Wilde Geschichte, kraftlos umgesetzt

Nun ja. Wirklich neidisch brauchen die Abwesenden nicht zu sein. Oder: «Das fliegende Klassenzimmer» in der Inszenierung von Daniele Kranz enttäuscht. Die wilden Erlebnisse der Schulfreunde, die sich bei Kästner mit einem grandiosen und fesselnden Drive durch die Buchseiten ziehen, plätschern auf der Kleinen Bühne ziemlich kraftlos dahin. Da hilft auch das Musiker-Quintett nicht, die mit den mehr verspielt als dynamischen Kompositionen des kalifornischen Komponisten Jherek Bischoff aber zumindest etwas Schwung in die Sache bringen.

Zu sehr handelt sich die Inszenierung an der Rahmenhandlung entlang: Der Konflikt der Internatsgymnasiasten mit den Realschülern und der wiedererwachten Freundschaft zwischen dem «gerechten» Hauslehrer Bökh und dem Aussteiger Uthofft.
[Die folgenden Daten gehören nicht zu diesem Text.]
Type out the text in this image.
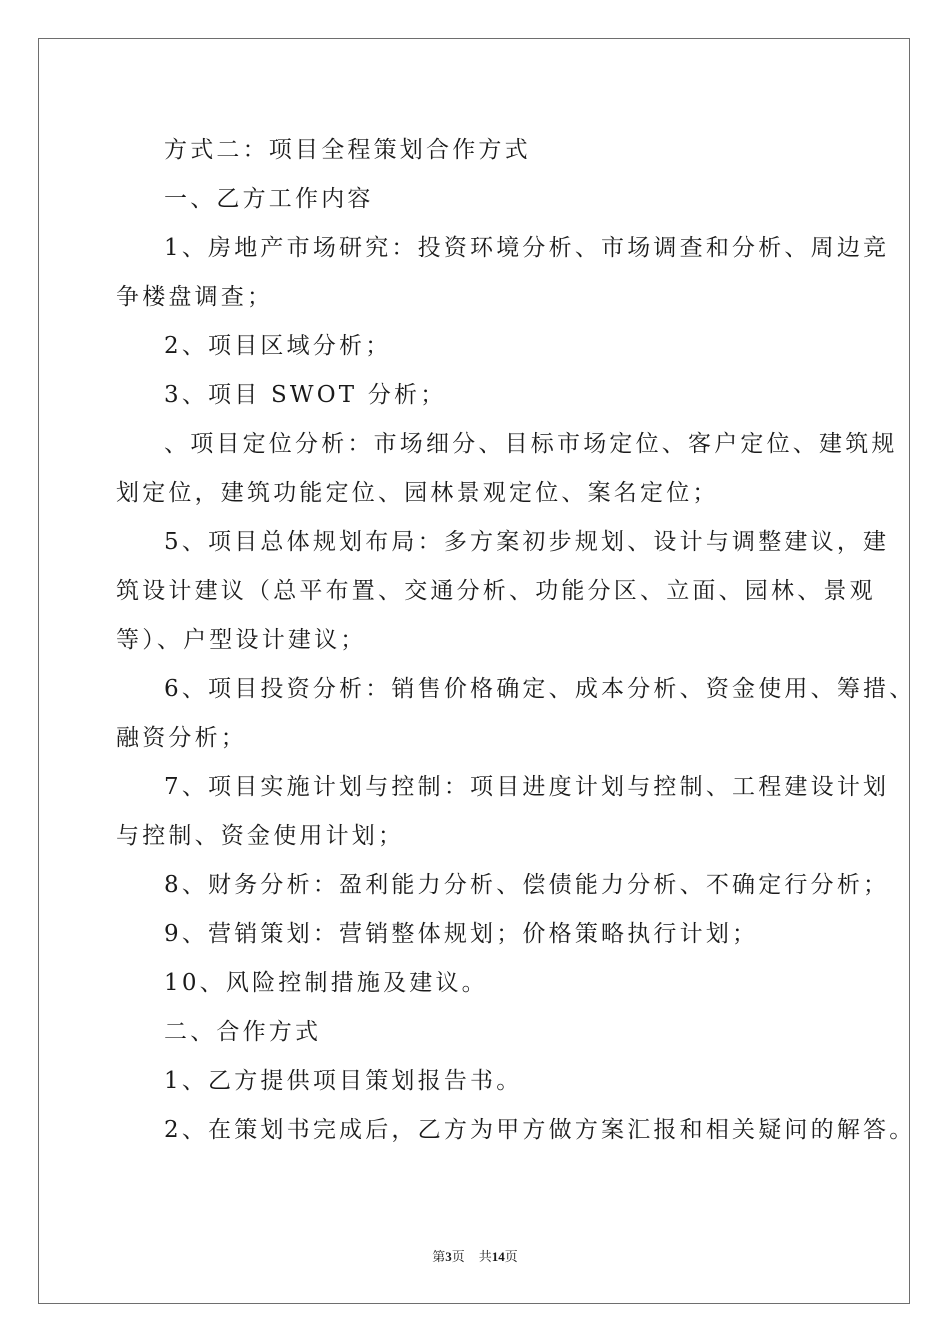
方式二：项目全程策划合作方式
一、乙方工作内容
1、房地产市场研究：投资环境分析、市场调查和分析、周边竞
争楼盘调查；
2、项目区域分析；
3、项目 SWOT 分析；
、项目定位分析：市场细分、目标市场定位、客户定位、建筑规
划定位，建筑功能定位、园林景观定位、案名定位；
5、项目总体规划布局：多方案初步规划、设计与调整建议，建
筑设计建议（总平布置、交通分析、功能分区、立面、园林、景观
等）、户型设计建议；
6、项目投资分析：销售价格确定、成本分析、资金使用、筹措、
融资分析；
7、项目实施计划与控制：项目进度计划与控制、工程建设计划
与控制、资金使用计划；
8、财务分析：盈利能力分析、偿债能力分析、不确定行分析；
9、营销策划：营销整体规划；价格策略执行计划；
10、风险控制措施及建议。
二、合作方式
1、乙方提供项目策划报告书。
2、在策划书完成后，乙方为甲方做方案汇报和相关疑问的解答。
第3页 共14页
Das mündet sehr früh im Stück bereits in den Höhepunkt: eine Schneeballschlacht mit watteweichen Kunstschneebällen zwischen dem Publikum und den jugendlichen Darstellern auf der Bühne – ein überaus stimmiger Moment, bei dem das eigentlich frisch aufspielende junge Ensemble zeigen kann, welche Energie in ihm stecken würde.

Auf der Strecke bleiben aber die wunderbaren Details, die Kästner herausgearbeitet hat: die merkwürdige aber berührende Freundschaft zwischen dem Angsthasen Uli und dem stets hungrigen Kraftprotz Matz, der forsche Mut des «ulkigsten Primus Europas» Martin, der hier Marie heisst, weil er von einem Mädchen dargestellt wird, der seelische Konflikt des im Roman eigentlich doch nicht ganz so bösen Realschülers Egerland und weiteres mehr.

Blasse Erwachsene, frenetischer Applaus

An den jugendlichen Darstellern liegt das nicht. Sie legen sich mit viel Spielfreude ins Zeug, werden von der Inszenierung aber nicht genügend getragen. Relativ blass bleiben die erwachsenen Hauptfiguren, der Hauslehrer und der Aussteiger, der «Nichtraucher» genannt wird. Das gilt besonders für den Lehrer, der bei Kästner eine weise und gerechte Vorzeigefigur ist. Auf der Kleinen Bühne aber ist ein relativ langweiliger Pauker zu erleben, der zwar nett ist, was aber alleine nicht erklären kann, warum er von seinen Schülern so hoch geachtet wird.

Nun aber genug getadelt. Es ist eine Aufführung für Kinder und Jugendliche ab 6 Jahren, vielleicht sollte ein viel zu alter Kritiker etwas zurückhaltender bleiben. Das werden wohl viele der jungen Zuschauerinnen und Zuschauer denken, die die Premiere miterlebt haben. Sie feierten die Aufführung beim Schlussapplaus und zuweilen auch mit Zwischenapplaus mit grosser Begeisterung. Und ja: Das Publikum hat am Ende immer recht.

Theater Basel: «Das fliegende Klassenzimmer» nach Erich Kästner. Weitere Vorstellungen: Bis 22. Dezember alle ausverkauft (Restkarten an der Abendkasse), am 26. und 27. Dezember 2016 sowie am 14. und 15. Januar 2017 gibts noch Karten.